QLCO : le ministère vante l'isolement, l'UFAP dénonce des failles à Réos

Les faits
Le discours du ministère de la Justice sur les QLCO est « plutôt positif ». Le représentant de l'UFAP ne le nie pas. Jusqu'ici, aucun incident majeur à Vendin-le-Vieil ni à Condé-sur-Sarthe. Pas d'agression. Pas de téléphone. Un bilan net — que le syndicat nuance aussitôt.
« Si ça fonctionne, c'est tout simplement parce qu'on a des agents qui font preuve d'un très grand professionnalisme », insiste-t-il. La phrase porte. Elle déplace le mérite : le concept n'est pas bon, ce sont les hommes qui le portent. Et les moyens qui suivent — ou pas.
Le chiffre clé ? 380 vœux d'entrée. +40 % par rapport à 2024. Les agents se portent volontaires en masse. Pourquoi ? Parce que les conditions de travail changent du tout au tout. Fini le face-à-face avec une population pénale pléthorique : l'agent intervient à deux ou trois pour encadrer un seul détenu. La charge mentale chute. Le risque aussi.
« À partir du moment où les agents ne sont pas seuls, ils sont beaucoup moins exposés aux violences mais aussi aux risques corruptifs », explique le syndicat. Une leçon que l'UFAP veut voir généraliser : le travail en équipe mobile en détention, pour que « chaque agent ne soit plus jamais seul dans l'exécution de ses gestes professionnels ».
Contexte tendu, promesses fragiles
L'expérience QLCO tombe dans une prison française en crise. Saturation record : 137 % d'occupation au 1er février, selon le ministère. 87 000 détenus pour 63 000 places. Dans ce chaos, l'isolement des narcotrafiquants les plus dangereux devient une priorité affichée.

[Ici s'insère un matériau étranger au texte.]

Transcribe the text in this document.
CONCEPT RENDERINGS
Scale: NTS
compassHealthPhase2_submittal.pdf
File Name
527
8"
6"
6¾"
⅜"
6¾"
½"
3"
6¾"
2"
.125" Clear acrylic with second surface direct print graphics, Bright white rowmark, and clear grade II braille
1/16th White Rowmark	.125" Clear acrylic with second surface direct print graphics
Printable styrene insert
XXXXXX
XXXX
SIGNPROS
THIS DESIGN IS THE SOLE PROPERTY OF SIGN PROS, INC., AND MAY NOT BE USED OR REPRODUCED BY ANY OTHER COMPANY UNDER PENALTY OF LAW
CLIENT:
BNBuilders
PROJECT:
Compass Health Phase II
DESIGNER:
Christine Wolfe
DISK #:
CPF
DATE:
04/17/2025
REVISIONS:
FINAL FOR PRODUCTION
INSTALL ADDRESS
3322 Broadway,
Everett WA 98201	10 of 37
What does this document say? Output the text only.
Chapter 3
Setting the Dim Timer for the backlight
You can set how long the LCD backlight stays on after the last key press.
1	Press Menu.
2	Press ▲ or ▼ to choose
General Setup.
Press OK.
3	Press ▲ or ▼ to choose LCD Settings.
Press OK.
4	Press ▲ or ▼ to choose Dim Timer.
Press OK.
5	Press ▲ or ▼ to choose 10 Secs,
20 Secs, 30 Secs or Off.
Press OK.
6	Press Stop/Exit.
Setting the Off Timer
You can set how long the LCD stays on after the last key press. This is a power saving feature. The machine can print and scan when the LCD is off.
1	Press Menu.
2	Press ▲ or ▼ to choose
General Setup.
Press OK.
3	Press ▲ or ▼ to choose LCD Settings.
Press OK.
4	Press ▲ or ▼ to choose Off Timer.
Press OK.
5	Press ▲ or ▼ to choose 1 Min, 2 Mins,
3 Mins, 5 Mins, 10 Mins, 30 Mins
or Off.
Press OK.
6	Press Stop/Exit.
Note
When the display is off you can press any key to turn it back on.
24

Le principe des QLCO ? Créer des quartiers étanches, coupés du monde. Empêcher les caïds de gérer leur business depuis la cellule. Vendin et Condé valident l'approche. « On arrive véritablement à créer un isolement », constate le syndicaliste. Pas un isolement absolu — les détenus ont encore des activités en petit groupe — mais une coupure nette avec l'extérieur.
« À partir du moment où on a rendu étanche une structure comme à Vendin ou à Condé, il n'y a plus rien qui rentre, il n'y a plus rien qui passe. »
Mais le bât blesse. Le futur QLCO de Réos, dans l'Isère, ne bénéficie pas du même niveau de sécurisation. L'administration a prévu des moyens sur le bâtiment qui accueillera le quartier de haute sécurité — pas sur l'ensemble du site. Autour de ce quartier étanche ? Des détenus soumis au régime classique. Une faille potentielle — béante.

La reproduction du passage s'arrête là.